CDk12 mutation has been closely examined in prostate cancer, possibly an immunoresponsive subgroup characterized as a high burden. The prevalence of CDK12 alterations is higher in metastatic castration-resistant prostate cancer (mCRPC; 7%) compared with primary prostate cancer (1%), which indicates an association with an aggressive phenotype. According to the American Society of Clinical Oncology study produced by Michael Schwezier research team these CDK12 mutations responses to standard drugs can make a difference.

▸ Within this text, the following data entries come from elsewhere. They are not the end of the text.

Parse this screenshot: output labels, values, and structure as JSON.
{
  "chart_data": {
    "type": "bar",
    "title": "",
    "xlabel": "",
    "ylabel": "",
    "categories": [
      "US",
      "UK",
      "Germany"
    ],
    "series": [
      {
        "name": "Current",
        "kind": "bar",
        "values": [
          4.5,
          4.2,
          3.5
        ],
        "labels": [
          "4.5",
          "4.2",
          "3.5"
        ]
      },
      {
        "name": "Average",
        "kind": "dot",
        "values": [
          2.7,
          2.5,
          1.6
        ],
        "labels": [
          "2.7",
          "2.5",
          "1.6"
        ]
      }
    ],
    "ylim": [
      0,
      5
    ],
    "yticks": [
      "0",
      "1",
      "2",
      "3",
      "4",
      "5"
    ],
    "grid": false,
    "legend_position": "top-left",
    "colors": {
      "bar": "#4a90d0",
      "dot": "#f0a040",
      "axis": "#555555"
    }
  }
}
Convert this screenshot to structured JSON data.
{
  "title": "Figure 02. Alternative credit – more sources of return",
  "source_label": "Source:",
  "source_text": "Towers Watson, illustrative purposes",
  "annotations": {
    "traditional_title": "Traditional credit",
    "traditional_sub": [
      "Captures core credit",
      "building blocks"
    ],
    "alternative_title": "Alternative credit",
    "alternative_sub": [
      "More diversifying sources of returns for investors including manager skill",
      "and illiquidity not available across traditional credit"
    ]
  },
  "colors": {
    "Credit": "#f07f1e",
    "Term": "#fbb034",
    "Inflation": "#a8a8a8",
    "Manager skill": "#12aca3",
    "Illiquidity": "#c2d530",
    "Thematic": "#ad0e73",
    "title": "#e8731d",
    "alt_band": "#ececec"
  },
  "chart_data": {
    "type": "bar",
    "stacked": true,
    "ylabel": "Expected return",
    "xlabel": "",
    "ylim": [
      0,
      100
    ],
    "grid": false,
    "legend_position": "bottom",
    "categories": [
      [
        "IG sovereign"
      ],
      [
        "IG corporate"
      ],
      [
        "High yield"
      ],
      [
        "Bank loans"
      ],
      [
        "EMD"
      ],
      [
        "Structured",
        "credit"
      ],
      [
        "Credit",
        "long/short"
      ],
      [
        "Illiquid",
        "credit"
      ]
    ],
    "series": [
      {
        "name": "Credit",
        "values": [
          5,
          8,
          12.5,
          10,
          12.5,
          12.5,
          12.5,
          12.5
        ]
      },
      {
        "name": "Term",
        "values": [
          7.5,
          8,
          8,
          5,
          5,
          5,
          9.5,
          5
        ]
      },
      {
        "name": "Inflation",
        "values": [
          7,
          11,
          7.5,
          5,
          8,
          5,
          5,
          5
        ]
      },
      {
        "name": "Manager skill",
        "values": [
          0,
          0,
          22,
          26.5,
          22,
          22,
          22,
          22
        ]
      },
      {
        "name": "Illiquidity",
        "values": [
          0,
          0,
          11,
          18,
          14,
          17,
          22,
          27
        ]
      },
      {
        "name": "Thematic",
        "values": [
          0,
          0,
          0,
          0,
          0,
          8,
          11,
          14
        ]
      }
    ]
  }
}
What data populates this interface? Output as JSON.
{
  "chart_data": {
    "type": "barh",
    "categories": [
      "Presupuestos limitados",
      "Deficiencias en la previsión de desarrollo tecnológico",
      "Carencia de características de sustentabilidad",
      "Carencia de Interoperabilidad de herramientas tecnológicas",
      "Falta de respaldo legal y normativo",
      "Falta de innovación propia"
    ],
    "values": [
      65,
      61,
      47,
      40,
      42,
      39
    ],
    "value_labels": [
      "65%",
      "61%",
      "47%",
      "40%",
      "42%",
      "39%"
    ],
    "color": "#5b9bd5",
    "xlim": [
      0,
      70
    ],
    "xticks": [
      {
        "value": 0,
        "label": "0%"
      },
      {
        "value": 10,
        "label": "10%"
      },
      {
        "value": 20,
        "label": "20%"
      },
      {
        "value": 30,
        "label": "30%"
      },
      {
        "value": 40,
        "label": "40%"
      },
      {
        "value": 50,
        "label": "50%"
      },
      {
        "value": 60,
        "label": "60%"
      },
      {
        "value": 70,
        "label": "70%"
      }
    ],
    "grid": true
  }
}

The purpose of the study conducted was to describe outcomes to standard drugs and checkpoint inhibitors (CPI). The method involved retrieving data from 7 centers where several clinical-grade sequencing assays were used to assess CD12 mutation status. In addition, statistics included PSA50 response rate (≥ 50% decline in prostate-specific antigen from baseline) and clinical/radiographic progression-free survival (PFS). After data scrub 52 patients with CD12 mutated prostate cancer were examined.
Results revealed out of the 52 patients, 27 detected biallelic CDK12 alteration. At the time of diagnosis 44 had Gleason grade group 4-5. The average follow-up was 8.2 years. While overall survival of metastasis was 3.9 years. In conclusion, The Cdk12 mutation has been identified as a aggressive subgroup, with high rate of metastases and low survival rate.